The answer, then, is not looking inside and trying to figure out how I can get rid of sin so I can get back to God.  Since the source of my sins is distance from God, I cannot fix them apart from seeking the "right relationship" with him, a relationship of trust and continual interaction.  Like marriage, my relationship with God is repaired and deepened with the right kind of relationship with God.  Marriage is not what I do for my wife or how I think about her as much as what we do together.  Like family, my relationship with God is not merely something I work for, but something I must participate in and enjoy.  Family is not what I bring home for my kids or what opportunities I give them as much as how we live together and love each other.  A "right" relationship with God is not what I do for God or what I think about him as much as how we do life together, as a Father and son, or as a master and apprentice.

My sins, then are my efforts to live apart from this relationship and replace it with another kind.  Sins are the cracks and empty places in my life where God needs to be in order for my life to be restored and full.  Maybe I need to think about God less and exercise my fondness for him.  Maybe I need to do less for him and do more with him.  The greatest danger to my relationship with God, I think, is my service to God.  My sins tell the story.

Lord, I get knotted up inside when I try to fix myself apart from seeking you.  I will seek you, O God; your face will I seek.  In being with you as a Father, I know I will find repair and restoration.  I will find myself safe and sound in that relationship.  Instead of seeking to please you, help me to trust you more and walk with you consistently through this day and each day.  Amen.

Monday, June 4, 2012

"A Quiet More Deep Than Death"

Rest

I.

When round the earth the Father's hands
  Have gently drawn the dark;
Sent off the sun to fresher lands,
  And curtained in the lark;
'Tis sweet, all tired with glowing day,
  To fade with faded light;
To lie once more, the old weary way,
  Upfolded in the night.

A mother o'er the couch may bend, And rose-leaf kisses heap: In soothing dreams with sleep they blend, Till even in dreams we sleep. And, if we wake while night is dumb, 'Tis sweet to turn and say, It is an hour ere dawning come, And I will sleep till day.


II.

There is a dearer, warmer bed, Where one all day may lie, Earth's bosom pillowing the head, And let the world go by. Instead of mother's love-lit eyes, The church's storied pane, All blank beneath cold starry skies, Or sounding in the rain.

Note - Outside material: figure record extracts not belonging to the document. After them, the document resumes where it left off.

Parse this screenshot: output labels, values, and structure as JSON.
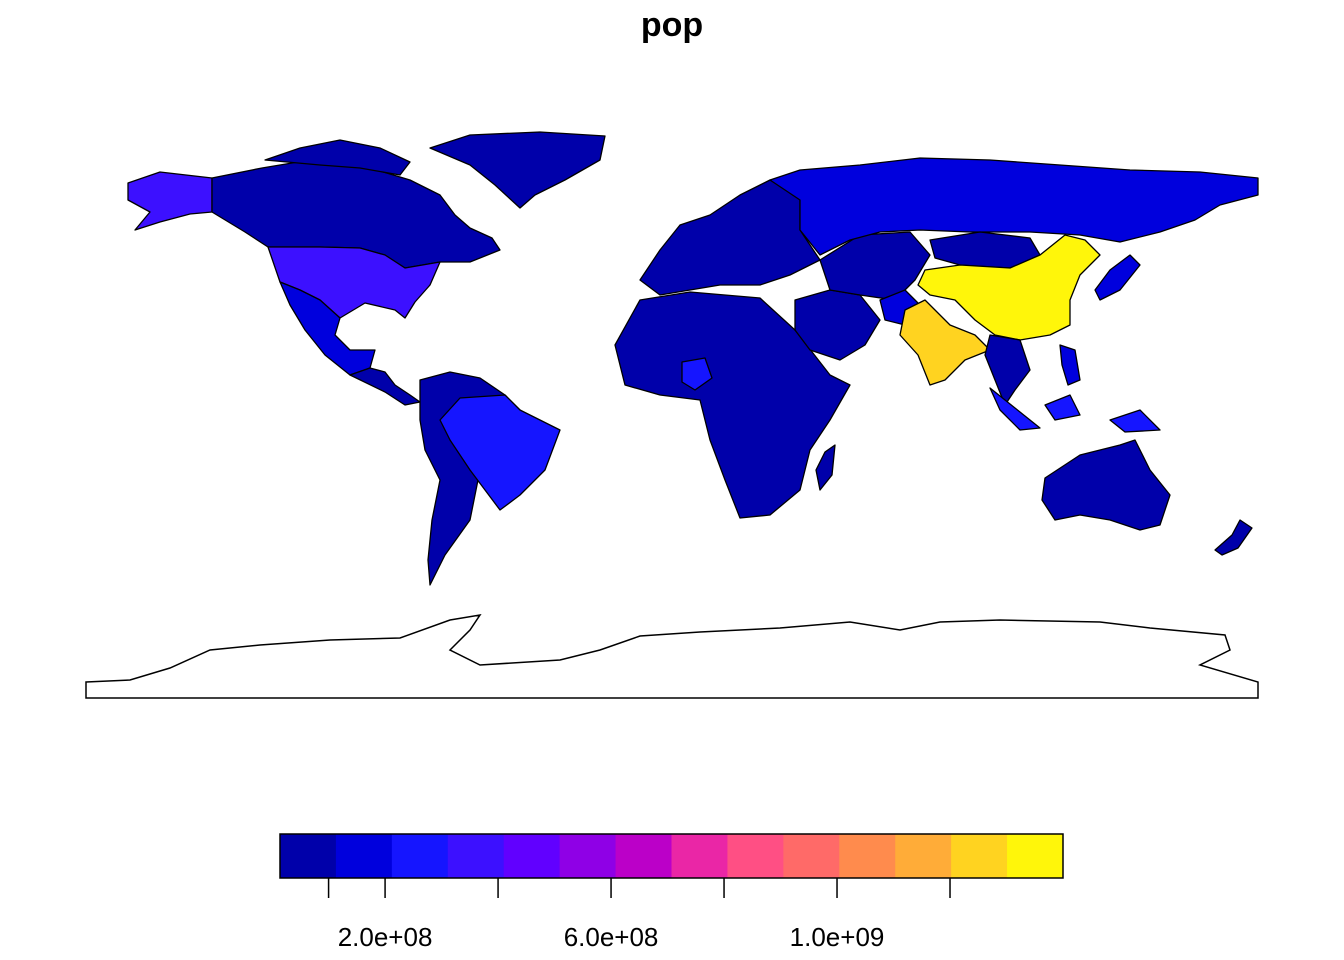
{
  "title": "pop",
  "legend": {
    "colors": [
      "#0000aa",
      "#0000dd",
      "#1515ff",
      "#3c10ff",
      "#6100ff",
      "#8f00e6",
      "#bb00c8",
      "#ea26a6",
      "#ff4f84",
      "#ff6a68",
      "#ff8b4d",
      "#ffac38",
      "#ffd320",
      "#fff60a"
    ],
    "ticks": [
      100000000.0,
      200000000.0,
      400000000.0,
      600000000.0,
      800000000.0,
      1000000000.0,
      1200000000.0
    ],
    "tick_labels": [
      {
        "value": 200000000.0,
        "label": "2.0e+08"
      },
      {
        "value": 600000000.0,
        "label": "6.0e+08"
      },
      {
        "value": 1000000000.0,
        "label": "1.0e+09"
      }
    ],
    "range": [
      14000000.0,
      1400000000.0
    ]
  },
  "colors": {
    "low": "#0000aa",
    "russia": "#0000dd",
    "brazil": "#1515ff",
    "usa": "#3c10ff",
    "india": "#ffd320",
    "china": "#fff60a"
  }
}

The great world, shouting, forward fares: This chamber, hid from none, Hides safe from all, for no one cares For those whose work is done. Cheer thee, my heart, though tired and slow An unknown grassy place Somewhere on earth is waiting now To rest thee from thy race.



III.

There is a calmer than all calms, A quiet more deep than death: A folding in the Father's palms, A breathing in his breath; A rest made deeper by alarms And stormy sounds combined: The child within its mother's arms Sleeps sounder for the wind.

There needs no curtained bed to hide The world with all its wars, Nor grassy cover to divide From sun and moon and stars A window open to the skies, A sense of changeless life, With oft returning still surprise Repels the sounds of strife.


IV.

As one bestrides a wild scared horse Beneath a stormy moon, And still his heart, with quiet force, Beats on its own calm tune; So if my heart with trouble now Be throbbing in my breast, Thou art my deeper heart, and Thou, O God, dost ever rest.

When mighty sea-winds madly blow, And tear the scattered waves; As still as summer woods, below Lie darkling ocean caves: The wind of words may toss my heart, But what is that to me! 'Tis but a surface storm--Thou art My deep, still, resting sea.